Kenya’s former chief justice, Willy Mutunga, was arrested yesterday at a protest against the development of a national park. This is the man who once stood as the pinnacle of judicial integrity, now reduced to a common protester dragged before the very institution he once led. The irony is not lost on me, nor should it be on you.
Let us step back and examine this tableau with the cold eye of a historian. The protest was against the destruction of the Karura Forest, a green lung on the edge of Nairobi, for a highway project. The government claims progress. Mutunga and his fellow protesters claim environmental vandalism. Who is right? In the grand sweep of history, both are probably right and wrong in equal measure. But that is not the point. The point is the spectacle: a former chief justice, the embodiment of law, being arrested for breaking the law. This is the kind of paradox that would have made Gibbon weep or laugh, depending on his mood.
We are witnessing the erosion of the very institutions that hold a society together. When the guardians of the law become its transgressors, we are not far from the collapse that every great civilisation has endured. The Romans saw their senators turn to mob rule. The Victorians saw their moral crusaders become hypocrites. Now we in Kenya see a chief justice become a protester. The cycle repeats. The names change, but the script remains the same.
Mutunga’s arrest is not an isolated incident. It is a symptom of a deeper decadence. We live in an age of intellectual dishonesty, where every man is his own judge, his own legislator, his own executive. The rule of law has become the rule of passion. The protestors are passionate about the forest. The government is passionate about development. But where is the passion for order? Where is the respect for the process? Mutunga, of all people, should understand this. He swore an oath to uphold the constitution. Instead, he chose to stand in the way of a bulldozer.
I do not defend the government. Far from it. The destruction of a forest for a road is a shortsighted barbarism that would make a Victorian industrialist blush. But two wrongs do not make a right. The correct course for a former chief justice is not to hurl himself at the gates of power like some latter-day Spartacus. It is to write a fine legal opinion, to lobby in the corridors of parliament, to speak at the Kenyan Law Society. To act with dignity, not drama.
But no. We live in an age of drama. Every conflict is a morality play. Every protest is a crusade. Every arrest is a martyrdom. Mutunga’s arrest will now become a cause célèbre. His face will be on t-shirts. The slogans will be chanted. But the forest will still be cut, and the law will still be trampled. Because we have forgotten that the law is not a weapon for your side. It is a neutral arbiter. And when the arbiters themselves become partisans, the game is lost.

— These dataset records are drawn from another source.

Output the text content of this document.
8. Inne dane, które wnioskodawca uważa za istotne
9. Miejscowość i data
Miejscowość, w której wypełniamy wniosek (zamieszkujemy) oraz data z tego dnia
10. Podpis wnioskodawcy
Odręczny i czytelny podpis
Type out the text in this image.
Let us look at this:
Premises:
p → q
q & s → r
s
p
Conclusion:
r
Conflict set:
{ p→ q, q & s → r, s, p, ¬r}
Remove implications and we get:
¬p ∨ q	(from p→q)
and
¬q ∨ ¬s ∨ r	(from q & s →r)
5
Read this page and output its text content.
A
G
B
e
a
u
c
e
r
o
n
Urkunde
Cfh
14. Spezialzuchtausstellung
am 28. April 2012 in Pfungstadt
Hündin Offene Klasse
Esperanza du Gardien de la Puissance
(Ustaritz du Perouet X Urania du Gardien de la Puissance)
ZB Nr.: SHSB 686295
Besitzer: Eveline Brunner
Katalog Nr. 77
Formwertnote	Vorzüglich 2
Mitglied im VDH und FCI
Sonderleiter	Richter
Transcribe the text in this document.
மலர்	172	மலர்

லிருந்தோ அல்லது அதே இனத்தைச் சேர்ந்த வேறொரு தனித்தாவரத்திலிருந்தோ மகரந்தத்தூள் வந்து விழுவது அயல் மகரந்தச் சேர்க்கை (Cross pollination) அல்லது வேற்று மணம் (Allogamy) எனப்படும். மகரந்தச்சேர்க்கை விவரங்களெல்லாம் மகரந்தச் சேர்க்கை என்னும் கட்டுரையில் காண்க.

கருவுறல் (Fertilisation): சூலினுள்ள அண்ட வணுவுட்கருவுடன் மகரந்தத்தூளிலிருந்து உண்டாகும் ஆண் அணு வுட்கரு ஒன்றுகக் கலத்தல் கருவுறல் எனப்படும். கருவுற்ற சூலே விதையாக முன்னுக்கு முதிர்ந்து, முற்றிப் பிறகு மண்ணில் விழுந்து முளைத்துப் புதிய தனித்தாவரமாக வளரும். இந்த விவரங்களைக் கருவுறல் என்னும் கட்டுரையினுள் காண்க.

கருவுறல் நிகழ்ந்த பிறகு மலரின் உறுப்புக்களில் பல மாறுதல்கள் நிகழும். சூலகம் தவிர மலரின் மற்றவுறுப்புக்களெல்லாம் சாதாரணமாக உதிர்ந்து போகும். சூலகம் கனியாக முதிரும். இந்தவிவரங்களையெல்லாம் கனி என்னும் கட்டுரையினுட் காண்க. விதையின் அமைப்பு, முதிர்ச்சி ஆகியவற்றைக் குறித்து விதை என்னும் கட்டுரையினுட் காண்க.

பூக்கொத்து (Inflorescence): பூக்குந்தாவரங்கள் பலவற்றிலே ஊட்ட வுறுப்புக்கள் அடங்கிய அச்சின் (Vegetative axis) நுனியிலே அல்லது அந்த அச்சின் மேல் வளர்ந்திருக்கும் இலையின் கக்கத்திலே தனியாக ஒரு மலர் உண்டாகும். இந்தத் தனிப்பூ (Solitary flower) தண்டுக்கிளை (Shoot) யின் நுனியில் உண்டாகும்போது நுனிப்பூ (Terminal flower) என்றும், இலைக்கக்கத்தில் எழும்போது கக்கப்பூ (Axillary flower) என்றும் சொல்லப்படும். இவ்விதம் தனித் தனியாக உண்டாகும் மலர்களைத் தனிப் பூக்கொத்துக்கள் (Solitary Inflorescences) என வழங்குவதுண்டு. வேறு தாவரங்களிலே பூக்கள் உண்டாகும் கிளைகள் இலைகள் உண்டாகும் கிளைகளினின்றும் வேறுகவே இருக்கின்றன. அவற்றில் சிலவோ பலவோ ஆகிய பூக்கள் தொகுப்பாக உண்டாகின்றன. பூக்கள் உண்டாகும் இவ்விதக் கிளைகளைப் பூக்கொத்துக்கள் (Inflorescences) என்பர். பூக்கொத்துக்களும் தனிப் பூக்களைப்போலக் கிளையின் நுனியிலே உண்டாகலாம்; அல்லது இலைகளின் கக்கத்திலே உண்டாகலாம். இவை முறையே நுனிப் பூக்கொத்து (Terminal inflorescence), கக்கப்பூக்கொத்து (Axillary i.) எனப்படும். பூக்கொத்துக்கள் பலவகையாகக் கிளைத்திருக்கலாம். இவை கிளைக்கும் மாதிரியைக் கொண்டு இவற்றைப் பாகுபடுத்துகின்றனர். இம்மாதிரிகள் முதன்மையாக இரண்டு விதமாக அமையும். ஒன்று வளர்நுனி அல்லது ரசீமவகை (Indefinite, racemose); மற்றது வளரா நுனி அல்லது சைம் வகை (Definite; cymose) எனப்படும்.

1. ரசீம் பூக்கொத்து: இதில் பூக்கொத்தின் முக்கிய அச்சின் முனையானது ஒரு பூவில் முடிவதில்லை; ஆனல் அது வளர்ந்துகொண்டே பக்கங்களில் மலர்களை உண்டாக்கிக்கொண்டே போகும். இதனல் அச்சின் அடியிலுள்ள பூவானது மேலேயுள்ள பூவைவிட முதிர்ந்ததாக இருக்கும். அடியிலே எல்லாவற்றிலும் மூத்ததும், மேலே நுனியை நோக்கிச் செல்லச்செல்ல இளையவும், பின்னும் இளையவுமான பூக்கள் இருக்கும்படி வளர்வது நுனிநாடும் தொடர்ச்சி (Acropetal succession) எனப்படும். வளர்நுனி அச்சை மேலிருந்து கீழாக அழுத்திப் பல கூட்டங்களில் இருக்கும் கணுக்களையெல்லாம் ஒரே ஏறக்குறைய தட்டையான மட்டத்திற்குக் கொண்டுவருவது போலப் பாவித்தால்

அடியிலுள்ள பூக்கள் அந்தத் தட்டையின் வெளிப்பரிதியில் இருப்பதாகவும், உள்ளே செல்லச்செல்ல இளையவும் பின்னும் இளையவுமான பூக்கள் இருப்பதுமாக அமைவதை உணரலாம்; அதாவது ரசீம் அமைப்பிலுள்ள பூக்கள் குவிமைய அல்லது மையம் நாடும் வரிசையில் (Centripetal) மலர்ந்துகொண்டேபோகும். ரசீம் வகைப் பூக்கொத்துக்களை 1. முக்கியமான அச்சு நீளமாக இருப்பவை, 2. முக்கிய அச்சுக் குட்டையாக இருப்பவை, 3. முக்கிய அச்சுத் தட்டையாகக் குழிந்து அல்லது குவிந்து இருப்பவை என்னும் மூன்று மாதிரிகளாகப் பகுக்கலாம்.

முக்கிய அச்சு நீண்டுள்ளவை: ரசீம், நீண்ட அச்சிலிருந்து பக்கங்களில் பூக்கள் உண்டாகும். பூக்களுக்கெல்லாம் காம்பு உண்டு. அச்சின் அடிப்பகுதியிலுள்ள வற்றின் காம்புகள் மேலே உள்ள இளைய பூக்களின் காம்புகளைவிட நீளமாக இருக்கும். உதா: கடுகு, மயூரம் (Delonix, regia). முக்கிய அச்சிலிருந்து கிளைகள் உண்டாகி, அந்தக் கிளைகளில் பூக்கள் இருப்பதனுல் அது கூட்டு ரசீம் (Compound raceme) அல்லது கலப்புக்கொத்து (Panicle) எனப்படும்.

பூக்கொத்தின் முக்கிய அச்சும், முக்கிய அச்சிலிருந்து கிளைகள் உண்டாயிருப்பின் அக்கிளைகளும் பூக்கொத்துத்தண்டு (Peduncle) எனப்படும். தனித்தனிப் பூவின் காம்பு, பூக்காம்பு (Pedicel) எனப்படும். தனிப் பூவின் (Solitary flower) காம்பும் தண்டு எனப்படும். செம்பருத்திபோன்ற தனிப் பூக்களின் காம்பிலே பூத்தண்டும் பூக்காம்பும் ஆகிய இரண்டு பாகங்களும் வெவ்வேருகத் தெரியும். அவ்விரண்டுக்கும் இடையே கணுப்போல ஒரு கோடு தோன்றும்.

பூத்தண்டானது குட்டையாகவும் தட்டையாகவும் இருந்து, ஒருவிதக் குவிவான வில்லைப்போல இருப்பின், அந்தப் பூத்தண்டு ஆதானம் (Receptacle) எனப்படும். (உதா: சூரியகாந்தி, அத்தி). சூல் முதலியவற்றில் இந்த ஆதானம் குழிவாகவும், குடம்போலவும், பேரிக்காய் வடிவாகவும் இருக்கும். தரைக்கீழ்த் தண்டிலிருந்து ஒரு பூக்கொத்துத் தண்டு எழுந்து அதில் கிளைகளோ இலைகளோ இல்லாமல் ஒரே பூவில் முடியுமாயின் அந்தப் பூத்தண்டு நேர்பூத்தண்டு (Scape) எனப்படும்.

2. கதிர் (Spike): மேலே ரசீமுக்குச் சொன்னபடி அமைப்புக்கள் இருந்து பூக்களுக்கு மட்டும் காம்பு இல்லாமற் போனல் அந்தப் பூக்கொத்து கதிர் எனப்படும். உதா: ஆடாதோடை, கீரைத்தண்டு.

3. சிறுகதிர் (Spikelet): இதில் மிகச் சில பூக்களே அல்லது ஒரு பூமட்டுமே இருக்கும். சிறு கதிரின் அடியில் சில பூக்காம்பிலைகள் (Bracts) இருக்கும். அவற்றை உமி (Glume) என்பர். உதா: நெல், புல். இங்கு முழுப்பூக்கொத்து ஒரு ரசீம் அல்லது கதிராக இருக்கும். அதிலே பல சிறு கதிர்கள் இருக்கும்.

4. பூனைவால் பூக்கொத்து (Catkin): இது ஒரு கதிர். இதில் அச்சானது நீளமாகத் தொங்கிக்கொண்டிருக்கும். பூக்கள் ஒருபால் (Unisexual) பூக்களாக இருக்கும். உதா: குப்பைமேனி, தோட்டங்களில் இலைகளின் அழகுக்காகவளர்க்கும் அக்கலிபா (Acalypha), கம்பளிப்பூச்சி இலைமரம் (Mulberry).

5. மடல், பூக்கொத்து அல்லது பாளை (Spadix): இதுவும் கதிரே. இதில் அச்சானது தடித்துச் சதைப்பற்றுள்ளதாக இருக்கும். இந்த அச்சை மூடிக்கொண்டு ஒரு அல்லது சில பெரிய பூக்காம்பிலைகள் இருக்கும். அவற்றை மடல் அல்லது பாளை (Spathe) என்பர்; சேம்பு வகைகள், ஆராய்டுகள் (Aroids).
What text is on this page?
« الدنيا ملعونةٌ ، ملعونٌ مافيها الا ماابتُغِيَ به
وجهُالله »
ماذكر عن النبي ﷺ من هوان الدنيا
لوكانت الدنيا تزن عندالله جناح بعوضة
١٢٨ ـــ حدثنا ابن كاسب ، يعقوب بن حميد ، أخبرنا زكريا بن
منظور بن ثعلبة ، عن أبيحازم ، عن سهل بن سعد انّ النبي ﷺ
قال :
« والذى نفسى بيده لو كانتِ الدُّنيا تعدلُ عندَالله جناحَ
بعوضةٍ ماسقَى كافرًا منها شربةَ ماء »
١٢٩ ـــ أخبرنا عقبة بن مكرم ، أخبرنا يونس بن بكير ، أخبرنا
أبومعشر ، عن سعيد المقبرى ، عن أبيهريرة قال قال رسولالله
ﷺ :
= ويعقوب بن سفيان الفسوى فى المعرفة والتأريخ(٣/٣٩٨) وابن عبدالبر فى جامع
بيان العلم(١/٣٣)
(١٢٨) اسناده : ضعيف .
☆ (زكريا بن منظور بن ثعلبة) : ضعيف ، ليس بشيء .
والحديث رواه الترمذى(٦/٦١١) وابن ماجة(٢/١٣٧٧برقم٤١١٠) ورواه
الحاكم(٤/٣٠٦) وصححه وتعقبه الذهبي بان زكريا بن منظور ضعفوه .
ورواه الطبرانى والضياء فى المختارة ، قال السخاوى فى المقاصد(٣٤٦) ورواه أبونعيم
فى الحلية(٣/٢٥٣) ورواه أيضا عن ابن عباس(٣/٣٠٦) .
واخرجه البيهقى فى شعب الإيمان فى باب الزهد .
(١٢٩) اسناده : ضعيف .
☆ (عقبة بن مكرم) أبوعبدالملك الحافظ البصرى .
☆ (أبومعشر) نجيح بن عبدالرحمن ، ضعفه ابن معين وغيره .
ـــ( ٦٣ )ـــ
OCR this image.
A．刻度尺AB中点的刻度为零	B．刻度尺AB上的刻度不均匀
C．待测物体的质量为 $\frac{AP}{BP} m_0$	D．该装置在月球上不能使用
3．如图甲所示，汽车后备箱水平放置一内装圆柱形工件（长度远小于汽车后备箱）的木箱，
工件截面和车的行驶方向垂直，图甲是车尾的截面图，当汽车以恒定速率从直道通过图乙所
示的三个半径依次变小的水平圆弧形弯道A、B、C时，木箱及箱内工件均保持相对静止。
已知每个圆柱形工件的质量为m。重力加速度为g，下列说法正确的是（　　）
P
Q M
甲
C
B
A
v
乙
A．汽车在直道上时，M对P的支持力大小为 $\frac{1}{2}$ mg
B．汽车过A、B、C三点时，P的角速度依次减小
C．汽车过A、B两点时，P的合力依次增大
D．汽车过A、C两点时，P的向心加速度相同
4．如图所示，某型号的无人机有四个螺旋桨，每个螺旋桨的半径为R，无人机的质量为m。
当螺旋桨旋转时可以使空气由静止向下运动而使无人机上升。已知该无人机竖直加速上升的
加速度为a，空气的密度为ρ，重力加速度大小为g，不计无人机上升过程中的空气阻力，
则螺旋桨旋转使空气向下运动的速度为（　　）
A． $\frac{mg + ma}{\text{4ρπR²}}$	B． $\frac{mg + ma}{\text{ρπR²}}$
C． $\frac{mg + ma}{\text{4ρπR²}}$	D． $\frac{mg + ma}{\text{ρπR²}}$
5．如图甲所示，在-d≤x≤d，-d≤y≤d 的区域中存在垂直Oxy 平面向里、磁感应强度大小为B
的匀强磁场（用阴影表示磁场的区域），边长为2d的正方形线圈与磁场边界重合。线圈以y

Look around you. The signs of decay are everywhere. The collapse of standards, the triumph of emotion over reason, the worship of the moment over the eternal. This is not just Kenya’s problem. It is a global sickness. But here, in this small corner of the world, it is written in vivid ink. A chief justice arrested. A forest dying. A nation forgetting its own soul.
What would the Victorians say? They would cluck their tongues and mutter about the decline of civilisation. What would the Romans say? They would see the portents and weep for the future. I say: mark this day. It is a small stone in the cairn of our national disgrace. And when the history of this era is written, it will be noted that the guardians of the law were the ones who first broke it.
So, Mr Mutunga: you have my respect for your passion, but my contempt for your method. You should have known better. And shame on the rest of us who cheered your arrest or decried it without seeing the deeper tragedy. We are all complicit in this slow, grinding decline. The forest will be cut. The road will be built. And the law will be a ghost of what it once was.